Ketika anak menjadi korban bullying, apa perasaan kamu? Bagi saya pribadi yang mengalami tentu sedih dan kecewa. Apalagi saya kerap mendengar langsung dari putri pertama saya, dirinya seringkali mendapatkan pukulan dari salah satu anak tetangga.
Penyebab anak tersebut mem-bully bagi saya cukup membingungkan. Anak tersebut tidak suka jika dirinya tersenggol entah sengaja atau tidak. Anak tersebut pun tidak suka ketika dirinya dibantah argumennya oleh putri saya. Akhirnya, satu pukulan pun mendarat mulus.
Seperti akhir minggu lalu, putri saya mendapatkan pukulan di pipinya. Sebagai ibu tentu saja sedih karena saya berusaha untuk tidak berperilaku kasar dengan memukul. Lho kok ini anak saya malah kerap kali mendapatkan pukulan.
Sampai saat ini, jujur saya belum mendapatkan solusi dari masalah ini.
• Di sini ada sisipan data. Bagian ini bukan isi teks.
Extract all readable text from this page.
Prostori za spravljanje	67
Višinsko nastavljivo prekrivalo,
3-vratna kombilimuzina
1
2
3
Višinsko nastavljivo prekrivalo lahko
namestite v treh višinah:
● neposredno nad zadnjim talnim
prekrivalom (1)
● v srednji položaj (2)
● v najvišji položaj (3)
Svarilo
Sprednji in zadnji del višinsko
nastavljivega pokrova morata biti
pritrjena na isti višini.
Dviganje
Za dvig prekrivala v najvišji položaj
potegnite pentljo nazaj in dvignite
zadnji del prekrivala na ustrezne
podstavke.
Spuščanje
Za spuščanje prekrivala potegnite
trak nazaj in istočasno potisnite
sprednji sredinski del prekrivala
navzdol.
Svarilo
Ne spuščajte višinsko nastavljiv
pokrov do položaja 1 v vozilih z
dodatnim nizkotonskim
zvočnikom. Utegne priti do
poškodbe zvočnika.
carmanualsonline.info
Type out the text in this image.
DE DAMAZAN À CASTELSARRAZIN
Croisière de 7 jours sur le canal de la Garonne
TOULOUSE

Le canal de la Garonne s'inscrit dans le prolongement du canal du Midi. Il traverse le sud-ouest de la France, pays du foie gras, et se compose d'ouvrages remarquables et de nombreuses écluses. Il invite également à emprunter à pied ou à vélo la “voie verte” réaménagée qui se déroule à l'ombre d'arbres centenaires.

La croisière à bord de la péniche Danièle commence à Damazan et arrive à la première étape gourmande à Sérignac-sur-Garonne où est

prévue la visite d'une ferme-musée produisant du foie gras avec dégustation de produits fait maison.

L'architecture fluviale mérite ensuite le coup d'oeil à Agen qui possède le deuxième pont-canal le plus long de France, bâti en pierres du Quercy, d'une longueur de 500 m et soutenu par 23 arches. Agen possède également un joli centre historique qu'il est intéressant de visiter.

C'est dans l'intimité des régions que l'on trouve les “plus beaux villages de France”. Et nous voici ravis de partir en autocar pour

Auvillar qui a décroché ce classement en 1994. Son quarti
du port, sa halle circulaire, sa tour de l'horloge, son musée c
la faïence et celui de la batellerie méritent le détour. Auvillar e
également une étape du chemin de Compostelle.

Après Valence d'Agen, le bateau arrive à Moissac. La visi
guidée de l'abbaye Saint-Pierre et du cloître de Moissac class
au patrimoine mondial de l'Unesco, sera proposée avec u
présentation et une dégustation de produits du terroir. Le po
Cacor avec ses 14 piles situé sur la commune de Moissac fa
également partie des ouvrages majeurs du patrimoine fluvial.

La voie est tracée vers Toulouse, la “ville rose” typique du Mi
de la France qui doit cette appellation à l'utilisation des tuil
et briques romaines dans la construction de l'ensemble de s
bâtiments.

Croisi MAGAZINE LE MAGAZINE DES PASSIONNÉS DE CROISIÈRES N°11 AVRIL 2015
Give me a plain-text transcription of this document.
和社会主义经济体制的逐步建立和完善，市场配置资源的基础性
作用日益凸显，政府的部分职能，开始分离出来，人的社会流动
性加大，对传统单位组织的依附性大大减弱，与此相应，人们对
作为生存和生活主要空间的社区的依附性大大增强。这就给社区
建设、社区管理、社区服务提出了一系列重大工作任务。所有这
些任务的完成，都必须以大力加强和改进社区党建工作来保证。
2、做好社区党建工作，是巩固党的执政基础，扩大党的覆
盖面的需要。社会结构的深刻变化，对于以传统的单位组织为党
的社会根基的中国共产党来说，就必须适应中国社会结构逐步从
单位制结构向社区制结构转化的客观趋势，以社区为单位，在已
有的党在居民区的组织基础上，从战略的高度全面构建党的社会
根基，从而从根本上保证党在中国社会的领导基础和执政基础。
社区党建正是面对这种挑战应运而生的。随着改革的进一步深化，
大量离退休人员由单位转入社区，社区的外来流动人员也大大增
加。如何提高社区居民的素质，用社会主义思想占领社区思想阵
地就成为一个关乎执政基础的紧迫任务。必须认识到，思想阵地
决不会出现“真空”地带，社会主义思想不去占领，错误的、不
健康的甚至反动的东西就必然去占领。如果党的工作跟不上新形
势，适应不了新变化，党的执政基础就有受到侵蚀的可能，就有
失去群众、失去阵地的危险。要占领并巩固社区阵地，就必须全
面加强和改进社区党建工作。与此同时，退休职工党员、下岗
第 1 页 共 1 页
Rasanya melarang anak bermain dengan Si Anak tetangga bukan jalan keluar. Akhirnya, saya memilih untuk menegaskan kepada putri saya, untuk menghindar atau ketika Si Anak tetangga memukulnya jangan menangis. Sebab, saya merasa kalau putri saya langsung menangis, Si Pelaku bullying pasti merasa puas dan senang, bukan? Jadi, saya mulai mengajarkan putri saya untuk bisa menunjukkan sikap tegas jika di-bully.
“Tatap matanya dan bilang, kok kamu pukul saya sih? Salah saya apa?,” begitulah yang saya ajarkan kepadanya. Setidaknya, mungkin ini bisa membuat Si Pelaku bullying berpikir ulang bahwa ternyata anak saya pun bisa memberikan perlawanan.
Sifat Agresif
Banyak faktor penyebab tentu yang membuat anak menjadi pelaku bullying. Tapi, menurut Menurut psikolog keluarga, Sani B. Hermawan, banyak faktor yang menyebabkan anak menjadi seorang pelaku bullying, salah satunya adalah Si Anak memang memiliki kecenderungan sifat agresif. “Sifat agresif yang dimilikinya ini diperparah dengan kurang ketatnya aturan dalam keluarga sehingga membuat perilakunya makin nggak terjaga,” jelas Sani.
Selain itu, masih menurut Sani, ada juga anak yang senang berbuat kasar pada temannya untuk menutupi kekurangan yang dimilikinya alias minder. Sebagai kompensasi dari rasa minder akibat kekurangannya, anak akhirnya menjadi bullying agar merasa dirinya punya power.
Selain faktor internal dari diri Si Anak, peran orangtua juga sangat berpengaruh dalam membentuk seorang pelaku bullying, secara disadari atau nggak. “Orangtua dari pelaku bullying biasanya kurang harmonis sehingga kurang bisa memberikan perhatian dan nilai-nilai sopan santun pada anak,” jelasnya.
Lalu, bagaimana jika anak yang suka mem-bully temannya ternyata berasal dari keluarga yang terlihat harmonis dan masih memiliki orangtua lengkap? Sani menjelaskan, ini bisa terjadi karena orangtua yang nggak memperhatikan anaknya secara komprehensif, agak cuek terhadap perkembangan anak, dan jarang bertanya mengenai keadaan Si Anak. “Jadi, perilaku anak yang suka menggangu temannya terlewatkan oleh orangtua karena kurang perhatian,” ujar psikolog berhijab ini.
Selalu Amati Perkembangan Anak
Jika, sikap anak saat di rumah dan di sekolah nggak berbeda, yaitu sama-sama bersikap agresif dan cenderung kasar maka nggak sulit untuk mengetahui kemungkinan anak adalah seorang pelaku bullying. Orangtua sulit mendekteksi ketika anaknya merupakan anak yang “baik-baik” dan cenderung pendiam di rumah sehingga mereka menyangka buah hatinya sama sekali nggak memiliki masalah di sekolah.